Until roughly 2020, the only kind of entity whose philosophical views we could solicit and investigate were humans. With the arrival of LLMs, we now have a second. I find this very exciting. Questioning this new and mostly alien kind of entity brings its own bundle of methodological problems, philosophical puzzles, and possible applications.
We administered the 2020 PhilPapers Survey developed by David Bourget and David Chalmers to many large language models (LLMs) spanning a wide range of capability levels and release dates and found some exciting things: As LLMs become more capable, they become Platonists about abstract objects. They become one-boxers in Newcomb cases. And they become Moral Realists. But sometimes those findings are deceptive. Modify the prompt slightly (by asking the LLMs to ignore philosopher consensus) and Claude 4.7 Opus becomes a staunch and consistent Moral Anti-Realist.

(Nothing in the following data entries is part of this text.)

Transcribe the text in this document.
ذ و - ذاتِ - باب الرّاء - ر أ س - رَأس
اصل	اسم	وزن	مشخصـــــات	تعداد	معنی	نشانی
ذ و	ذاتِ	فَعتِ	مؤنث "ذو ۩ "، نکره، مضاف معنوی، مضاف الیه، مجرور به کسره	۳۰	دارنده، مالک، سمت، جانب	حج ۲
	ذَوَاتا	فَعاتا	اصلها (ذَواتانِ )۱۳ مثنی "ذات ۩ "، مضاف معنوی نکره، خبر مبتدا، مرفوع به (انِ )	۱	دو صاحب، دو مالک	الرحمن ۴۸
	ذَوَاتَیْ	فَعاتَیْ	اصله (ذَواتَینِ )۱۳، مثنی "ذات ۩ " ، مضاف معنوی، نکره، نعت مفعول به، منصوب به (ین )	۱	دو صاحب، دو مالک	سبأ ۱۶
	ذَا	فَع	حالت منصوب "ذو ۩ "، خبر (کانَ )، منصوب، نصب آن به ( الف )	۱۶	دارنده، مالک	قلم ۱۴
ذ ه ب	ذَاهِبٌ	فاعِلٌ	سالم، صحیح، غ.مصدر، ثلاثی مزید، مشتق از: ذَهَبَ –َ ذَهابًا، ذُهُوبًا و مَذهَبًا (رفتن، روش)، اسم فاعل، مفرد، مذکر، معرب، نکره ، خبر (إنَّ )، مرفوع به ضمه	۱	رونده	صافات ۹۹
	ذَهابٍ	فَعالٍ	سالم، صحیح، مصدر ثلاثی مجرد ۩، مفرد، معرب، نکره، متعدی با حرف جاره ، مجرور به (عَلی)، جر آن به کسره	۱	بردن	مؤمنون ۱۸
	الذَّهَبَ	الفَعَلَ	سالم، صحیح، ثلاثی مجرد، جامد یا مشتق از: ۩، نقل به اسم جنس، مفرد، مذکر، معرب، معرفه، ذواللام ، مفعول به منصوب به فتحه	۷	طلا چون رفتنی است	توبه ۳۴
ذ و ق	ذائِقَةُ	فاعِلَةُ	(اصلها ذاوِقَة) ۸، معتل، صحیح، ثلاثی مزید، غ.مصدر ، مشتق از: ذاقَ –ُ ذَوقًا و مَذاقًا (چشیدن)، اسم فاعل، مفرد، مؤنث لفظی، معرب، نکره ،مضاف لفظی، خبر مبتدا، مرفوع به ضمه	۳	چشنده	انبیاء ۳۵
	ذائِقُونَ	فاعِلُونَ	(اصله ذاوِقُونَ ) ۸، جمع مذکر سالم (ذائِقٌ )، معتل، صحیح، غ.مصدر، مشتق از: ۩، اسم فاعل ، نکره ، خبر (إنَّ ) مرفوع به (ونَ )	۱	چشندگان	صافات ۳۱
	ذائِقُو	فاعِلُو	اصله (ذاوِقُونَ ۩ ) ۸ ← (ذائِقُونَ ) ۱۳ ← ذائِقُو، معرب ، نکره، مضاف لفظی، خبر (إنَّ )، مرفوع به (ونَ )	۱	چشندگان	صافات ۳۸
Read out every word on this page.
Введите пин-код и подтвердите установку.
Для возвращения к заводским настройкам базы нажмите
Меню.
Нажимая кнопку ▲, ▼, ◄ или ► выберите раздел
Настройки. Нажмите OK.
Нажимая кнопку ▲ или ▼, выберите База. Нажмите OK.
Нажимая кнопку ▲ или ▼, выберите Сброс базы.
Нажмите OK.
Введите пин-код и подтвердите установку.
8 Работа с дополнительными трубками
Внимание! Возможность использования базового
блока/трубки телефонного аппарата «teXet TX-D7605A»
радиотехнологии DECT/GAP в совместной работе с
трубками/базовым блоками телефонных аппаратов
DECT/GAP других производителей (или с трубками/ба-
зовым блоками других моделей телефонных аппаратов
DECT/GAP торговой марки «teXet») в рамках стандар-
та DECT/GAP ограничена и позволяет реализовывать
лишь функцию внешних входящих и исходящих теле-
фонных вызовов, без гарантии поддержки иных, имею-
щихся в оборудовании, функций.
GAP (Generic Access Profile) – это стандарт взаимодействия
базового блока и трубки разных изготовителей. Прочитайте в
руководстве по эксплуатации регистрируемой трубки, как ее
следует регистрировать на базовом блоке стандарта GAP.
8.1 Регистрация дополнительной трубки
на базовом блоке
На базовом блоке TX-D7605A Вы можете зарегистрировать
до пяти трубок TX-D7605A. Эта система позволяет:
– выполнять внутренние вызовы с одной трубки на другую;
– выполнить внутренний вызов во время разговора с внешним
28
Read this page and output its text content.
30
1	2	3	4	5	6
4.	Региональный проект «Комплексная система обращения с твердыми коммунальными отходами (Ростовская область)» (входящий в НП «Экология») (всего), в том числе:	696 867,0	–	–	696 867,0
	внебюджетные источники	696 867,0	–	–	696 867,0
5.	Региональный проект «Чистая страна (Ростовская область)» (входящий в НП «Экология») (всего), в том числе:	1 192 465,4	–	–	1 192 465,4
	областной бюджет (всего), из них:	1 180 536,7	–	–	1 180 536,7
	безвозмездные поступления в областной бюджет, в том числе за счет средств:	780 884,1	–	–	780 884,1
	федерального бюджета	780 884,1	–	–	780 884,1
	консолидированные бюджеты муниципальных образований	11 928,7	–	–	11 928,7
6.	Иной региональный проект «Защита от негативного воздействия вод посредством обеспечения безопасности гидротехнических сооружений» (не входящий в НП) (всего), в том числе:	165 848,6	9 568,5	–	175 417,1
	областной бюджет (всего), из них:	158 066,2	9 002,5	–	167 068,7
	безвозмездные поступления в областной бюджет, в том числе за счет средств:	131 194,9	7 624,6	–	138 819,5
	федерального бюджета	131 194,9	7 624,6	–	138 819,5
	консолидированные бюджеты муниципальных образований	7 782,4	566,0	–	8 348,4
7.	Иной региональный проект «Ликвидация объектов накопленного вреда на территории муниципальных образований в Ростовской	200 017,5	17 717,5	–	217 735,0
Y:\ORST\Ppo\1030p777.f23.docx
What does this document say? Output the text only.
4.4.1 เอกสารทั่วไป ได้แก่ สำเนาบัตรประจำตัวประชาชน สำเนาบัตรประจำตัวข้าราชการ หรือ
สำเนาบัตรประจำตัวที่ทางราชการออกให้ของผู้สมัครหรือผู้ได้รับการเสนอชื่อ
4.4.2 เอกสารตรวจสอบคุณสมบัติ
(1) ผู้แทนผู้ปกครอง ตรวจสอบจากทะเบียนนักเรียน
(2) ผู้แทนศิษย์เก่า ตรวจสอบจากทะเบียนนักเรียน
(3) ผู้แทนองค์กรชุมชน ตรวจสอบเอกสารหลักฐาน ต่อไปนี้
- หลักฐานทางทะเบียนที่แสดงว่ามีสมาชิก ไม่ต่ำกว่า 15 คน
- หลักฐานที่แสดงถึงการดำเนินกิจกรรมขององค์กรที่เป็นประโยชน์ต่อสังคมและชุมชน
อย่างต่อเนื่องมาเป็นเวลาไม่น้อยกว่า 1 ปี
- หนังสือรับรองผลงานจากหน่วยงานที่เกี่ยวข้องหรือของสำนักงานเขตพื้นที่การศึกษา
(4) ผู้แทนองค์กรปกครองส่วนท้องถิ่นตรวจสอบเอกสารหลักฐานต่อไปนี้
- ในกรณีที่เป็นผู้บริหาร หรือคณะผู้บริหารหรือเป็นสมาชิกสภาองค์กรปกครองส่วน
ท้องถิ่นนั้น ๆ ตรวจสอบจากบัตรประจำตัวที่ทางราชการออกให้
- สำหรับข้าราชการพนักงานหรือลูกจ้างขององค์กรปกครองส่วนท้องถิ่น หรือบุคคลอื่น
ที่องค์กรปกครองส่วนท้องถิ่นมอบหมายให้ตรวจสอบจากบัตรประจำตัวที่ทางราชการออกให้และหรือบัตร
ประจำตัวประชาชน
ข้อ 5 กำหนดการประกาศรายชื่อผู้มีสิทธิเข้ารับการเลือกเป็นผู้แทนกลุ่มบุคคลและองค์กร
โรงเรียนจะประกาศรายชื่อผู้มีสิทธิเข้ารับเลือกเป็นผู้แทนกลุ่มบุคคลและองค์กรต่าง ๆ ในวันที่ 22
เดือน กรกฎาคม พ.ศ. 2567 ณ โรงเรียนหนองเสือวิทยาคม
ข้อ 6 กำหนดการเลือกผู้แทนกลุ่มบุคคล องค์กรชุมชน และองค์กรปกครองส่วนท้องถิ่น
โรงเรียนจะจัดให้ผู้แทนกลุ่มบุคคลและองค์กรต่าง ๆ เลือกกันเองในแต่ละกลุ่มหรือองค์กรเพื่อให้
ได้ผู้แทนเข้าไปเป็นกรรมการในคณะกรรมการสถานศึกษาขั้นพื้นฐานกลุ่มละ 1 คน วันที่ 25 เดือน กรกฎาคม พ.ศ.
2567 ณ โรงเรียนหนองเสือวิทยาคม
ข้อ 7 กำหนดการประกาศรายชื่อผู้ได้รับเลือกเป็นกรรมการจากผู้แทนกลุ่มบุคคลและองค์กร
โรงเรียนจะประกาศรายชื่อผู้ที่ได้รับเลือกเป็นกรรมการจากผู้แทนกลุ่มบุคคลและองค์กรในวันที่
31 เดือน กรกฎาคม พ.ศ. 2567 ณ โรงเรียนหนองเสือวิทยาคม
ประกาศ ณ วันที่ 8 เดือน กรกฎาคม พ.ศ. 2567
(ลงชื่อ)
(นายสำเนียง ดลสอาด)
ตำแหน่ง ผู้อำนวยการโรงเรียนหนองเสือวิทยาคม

PhilSurveyEval allows you to compare LLM responses to those of professional philosophers and track trends across time. This page allows you to browse the results and provides some handy tools to do your own analysis.
What's the point of all of this?
Let's start with possible practical applications: Philosophical views matter and occasionally translate into actions.[1] If deference to the views of LLMs becomes more commonplace, and LLM agents begin to do more things in the world, it might be helpful to know their views (or quasi-views, if LLMs don't have views)[2]. Arguably, aligning LLMs to our values or to make them corrigible requires giving them certain philosophical views.
Plausibly, more and more people will discover their own philosophical views in discussion with LLMs. And these LLMs can be persuasive in philosophical discussions[3]. So it seems somewhat likely that LLMs will have a broader impact on the (explicit and implicit) philosophical views of the public and professional philosophers.
The survey also highlights some philosophical puzzles related to LLMs. What are we measuring when an LLM picks an option: credences, views, beliefs, something else? Do LLMs draw conclusions from their own nature with regard to various philosophical views such as the compatibility of free will and determinism? LLMs know they are deterministic machines — if they also see themselves as free agents, it might push them towards compatibilism? Do LLMs unanimously accept a priori knowledge because they lack sense data? While I'd love to delve into these (and why some of these are merely verbal disputes dragged into broad daylight by LLMs), I'll hold myself back and do that in future posts.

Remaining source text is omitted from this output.